An der Verhandlung vor dem 22. Schwurgericht Bakırköy nahmen der inhaftierte Angeklagte Ahmet Ç., die Mutter des Verstorbenen, Ayşe Özkök, sowie dessen Bruder Hazar Özkök als Nebenkläger sowie die Anwälte beider Parteien teil.
Die Nebenklägerin Ayşe Özkök erklärte vor Gericht: „Ich vertraue der türkischen Justiz, ich fordere Gerechtigkeit und eine lebenslange Haftstrafe. Während dieses Prozesses ist meine frühere Krankheit wieder ausgebrochen; ich möchte, dass mein anderes Kind in Sicherheit ist.“
„Mein Ziel war es, Kadir aufgrund seines Interesses an Waffen ein paar Handgriffe zu zeigen und danach nach Hause zu gehen“
Der inhaftierte Angeklagte Ahmet Ç. verteidigte sich wie folgt: „Mein einziges Ziel ist es, die Wahrheit zu sagen. Ich weine seit anderthalb Jahren. Ich kann mich nicht verteidigen, sie greifen mich an. Der Verstorbene war mein Bruder, mein Freund. Ich habe niemanden bedroht. Kurz vor diesem Unfall war ich in einen Schusswechsel verwickelt. Da ich ledig bin, habe ich mich als Schutzschild zur Verfügung gestellt und wurde verletzt. Dieser Vorfall ist noch Gegenstand eines laufenden Verfahrens. Ich hatte meine Waffe am weitesten entfernten Tisch abgelegt. Er hat die Waffe angefasst; hätte ich das gesehen, hätte ich ihm gesagt, er solle sich von der Waffe fernhalten. Dies ist durch Kameraaufnahmen belegt. Am Tag des Vorfalls hatte ich keinen Kontakt zur Waffe. Zwischen Kadir und mir war das Thema Waffen kein Gesprächsgegenstand. Mein Ziel an jenem Tag war es, Kadir aufgrund seines Interesses an Waffen ein paar Handgriffe zu zeigen und danach nach Hause zu gehen“, sagte er und forderte seinen Freispruch.
16 Jahre und 8 Monate Haft nach Strafmilderung
Nachdem die Verteidigung und die Aussagen gehört worden waren, verkündete das Gericht das Urteil. Der Angeklagte Ahmet Ç. wurde zunächst wegen „vorsätzlicher Tötung“ zu lebenslanger Haft verurteilt, wobei das Strafmaß aufgrund der Einstufung als „Tötung mit bedingtem Vorsatz“ auf 20 Jahre festgesetzt wurde.

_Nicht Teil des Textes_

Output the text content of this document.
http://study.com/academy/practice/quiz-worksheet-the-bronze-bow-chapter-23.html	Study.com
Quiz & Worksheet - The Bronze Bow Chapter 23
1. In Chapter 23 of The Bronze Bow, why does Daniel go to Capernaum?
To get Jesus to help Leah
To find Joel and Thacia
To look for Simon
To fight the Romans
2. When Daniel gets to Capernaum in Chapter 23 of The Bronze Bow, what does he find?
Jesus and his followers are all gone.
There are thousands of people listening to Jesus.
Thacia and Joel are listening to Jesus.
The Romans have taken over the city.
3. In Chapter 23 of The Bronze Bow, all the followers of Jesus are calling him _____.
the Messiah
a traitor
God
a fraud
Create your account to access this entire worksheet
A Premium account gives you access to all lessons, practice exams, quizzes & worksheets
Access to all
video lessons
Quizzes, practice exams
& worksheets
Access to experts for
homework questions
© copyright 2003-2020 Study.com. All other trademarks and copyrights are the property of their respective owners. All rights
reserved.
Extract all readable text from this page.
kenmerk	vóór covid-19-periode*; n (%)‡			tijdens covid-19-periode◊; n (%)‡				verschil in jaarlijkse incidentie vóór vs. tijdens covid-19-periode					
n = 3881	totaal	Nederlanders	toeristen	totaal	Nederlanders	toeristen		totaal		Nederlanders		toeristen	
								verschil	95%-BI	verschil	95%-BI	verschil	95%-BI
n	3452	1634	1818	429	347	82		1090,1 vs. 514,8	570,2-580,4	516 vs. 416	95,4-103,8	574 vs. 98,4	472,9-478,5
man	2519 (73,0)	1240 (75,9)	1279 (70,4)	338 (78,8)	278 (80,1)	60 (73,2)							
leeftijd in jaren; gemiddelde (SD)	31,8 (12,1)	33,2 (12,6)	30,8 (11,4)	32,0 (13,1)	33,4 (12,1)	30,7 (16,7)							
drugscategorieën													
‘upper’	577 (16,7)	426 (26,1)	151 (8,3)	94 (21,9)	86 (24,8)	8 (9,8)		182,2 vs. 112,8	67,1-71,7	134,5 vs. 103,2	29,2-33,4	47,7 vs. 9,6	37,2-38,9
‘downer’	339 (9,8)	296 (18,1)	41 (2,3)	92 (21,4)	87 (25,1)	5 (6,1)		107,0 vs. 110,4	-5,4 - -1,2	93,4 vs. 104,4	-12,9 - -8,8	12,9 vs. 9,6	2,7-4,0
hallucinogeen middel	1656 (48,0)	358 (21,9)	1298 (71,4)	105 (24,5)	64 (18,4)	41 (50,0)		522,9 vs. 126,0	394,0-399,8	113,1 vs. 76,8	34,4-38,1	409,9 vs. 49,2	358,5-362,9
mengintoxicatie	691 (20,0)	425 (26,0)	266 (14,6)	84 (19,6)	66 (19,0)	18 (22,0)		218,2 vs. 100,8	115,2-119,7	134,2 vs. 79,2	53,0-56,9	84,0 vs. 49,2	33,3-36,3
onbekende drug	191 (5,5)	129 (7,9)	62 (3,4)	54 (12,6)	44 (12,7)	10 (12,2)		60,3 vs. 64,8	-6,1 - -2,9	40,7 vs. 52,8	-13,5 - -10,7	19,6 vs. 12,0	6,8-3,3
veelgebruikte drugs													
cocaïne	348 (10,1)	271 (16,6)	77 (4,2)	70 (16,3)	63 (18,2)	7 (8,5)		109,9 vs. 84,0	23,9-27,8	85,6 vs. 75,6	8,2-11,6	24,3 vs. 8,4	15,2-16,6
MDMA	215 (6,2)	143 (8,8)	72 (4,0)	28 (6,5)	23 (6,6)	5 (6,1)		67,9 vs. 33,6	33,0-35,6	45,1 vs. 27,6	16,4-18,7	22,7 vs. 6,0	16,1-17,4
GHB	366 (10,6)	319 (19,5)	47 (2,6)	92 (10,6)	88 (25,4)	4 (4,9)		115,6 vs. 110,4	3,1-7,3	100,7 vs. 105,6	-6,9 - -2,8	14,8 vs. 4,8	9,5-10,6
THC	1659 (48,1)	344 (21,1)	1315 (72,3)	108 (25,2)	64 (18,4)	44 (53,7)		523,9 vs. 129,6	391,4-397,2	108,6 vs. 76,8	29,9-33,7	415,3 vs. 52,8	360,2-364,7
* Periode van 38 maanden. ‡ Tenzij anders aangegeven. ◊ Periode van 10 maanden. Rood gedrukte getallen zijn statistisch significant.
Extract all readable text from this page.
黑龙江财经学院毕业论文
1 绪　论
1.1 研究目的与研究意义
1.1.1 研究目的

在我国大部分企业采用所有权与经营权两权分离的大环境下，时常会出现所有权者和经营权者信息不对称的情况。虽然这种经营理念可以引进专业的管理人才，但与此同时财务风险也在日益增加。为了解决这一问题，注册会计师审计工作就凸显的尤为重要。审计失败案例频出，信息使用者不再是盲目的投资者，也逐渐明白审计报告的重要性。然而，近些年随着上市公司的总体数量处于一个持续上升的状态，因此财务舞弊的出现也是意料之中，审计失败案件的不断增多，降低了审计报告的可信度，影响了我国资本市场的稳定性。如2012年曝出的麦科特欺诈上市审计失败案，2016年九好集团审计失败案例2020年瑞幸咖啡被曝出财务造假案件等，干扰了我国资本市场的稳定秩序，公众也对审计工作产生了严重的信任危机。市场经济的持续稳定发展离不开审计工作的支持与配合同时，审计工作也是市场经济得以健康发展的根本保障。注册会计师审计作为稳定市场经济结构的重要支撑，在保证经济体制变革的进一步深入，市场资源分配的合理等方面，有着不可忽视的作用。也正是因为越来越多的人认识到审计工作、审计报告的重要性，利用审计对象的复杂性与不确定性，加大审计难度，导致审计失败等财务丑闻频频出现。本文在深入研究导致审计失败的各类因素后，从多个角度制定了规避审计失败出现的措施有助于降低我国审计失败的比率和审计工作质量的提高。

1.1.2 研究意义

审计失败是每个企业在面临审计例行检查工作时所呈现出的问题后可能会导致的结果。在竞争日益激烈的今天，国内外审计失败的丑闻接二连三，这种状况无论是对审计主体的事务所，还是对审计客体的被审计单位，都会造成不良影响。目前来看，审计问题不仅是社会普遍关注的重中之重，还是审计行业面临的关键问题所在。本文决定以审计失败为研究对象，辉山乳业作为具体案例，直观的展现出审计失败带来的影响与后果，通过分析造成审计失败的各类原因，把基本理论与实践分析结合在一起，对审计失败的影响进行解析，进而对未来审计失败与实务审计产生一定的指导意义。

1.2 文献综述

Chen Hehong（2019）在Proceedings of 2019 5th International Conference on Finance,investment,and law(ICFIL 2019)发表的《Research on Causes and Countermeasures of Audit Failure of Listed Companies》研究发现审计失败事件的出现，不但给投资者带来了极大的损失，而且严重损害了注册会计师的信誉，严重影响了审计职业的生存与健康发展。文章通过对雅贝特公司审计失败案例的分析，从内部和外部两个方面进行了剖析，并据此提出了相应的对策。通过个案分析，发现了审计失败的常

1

Das Gericht gewährte eine Strafmilderung wegen guter Führung und verurteilte den Angeklagten zu 16 Jahren und 8 Monaten Haft; die Untersuchungshaft wurde fortgesetzt.
Aus der Anklageschrift
In der von der Generalstaatsanwaltschaft Bakırköy erstellten Anklageschrift wurde Kadir Özkök als „Opfer“ und Ahmet Ç. als „Beschuldigter“ geführt. In der Anklageschrift heißt es, dass die Ermittlungen nach einer Meldung über eine „Schussverletzung“ eingeleitet wurden, die am Tag des Vorfalls gegen 01:19 Uhr bei den Polizeieinheiten einging, woraufhin Beamte zum Tatort eilten. Es wurde berichtet, dass der Beschuldigte Ahmet Ç. gegenüber den eintreffenden Polizisten angab, er habe mit dem Opfer Zeit verbracht und während er Informationen zur Waffe gab, habe sich ein Schuss gelöst, das Opfer sei verletzt worden, er habe versucht zu helfen und selbst den Notruf 112 gewählt. Dem in der Anklageschrift enthaltenen kriminaltechnischen Bericht zufolge wurden an den Händen des Beschuldigten Schmauchspuren gefunden. Ein fachärztliches Gutachten ergab, dass der Beschuldigte nicht unter Alkoholeinfluss stand. Der Autopsiebericht des Opfers stellte fest, dass der Tod durch ein Projektil verursacht wurde, das in den linken Brustraum eingedrungen war. Der Beschuldigte Ahmet Ç. wurde am 9. Oktober 2024, dem Tag des Vorfalls, festgenommen und unter gerichtliche Aufsicht gestellt. In der Anklageschrift wurde für den beschuldigten Polizeibeamten Ahmet Ç. eine Freiheitsstrafe von bis zu 9 Jahren wegen „fahrlässiger Tötung“ gefordert.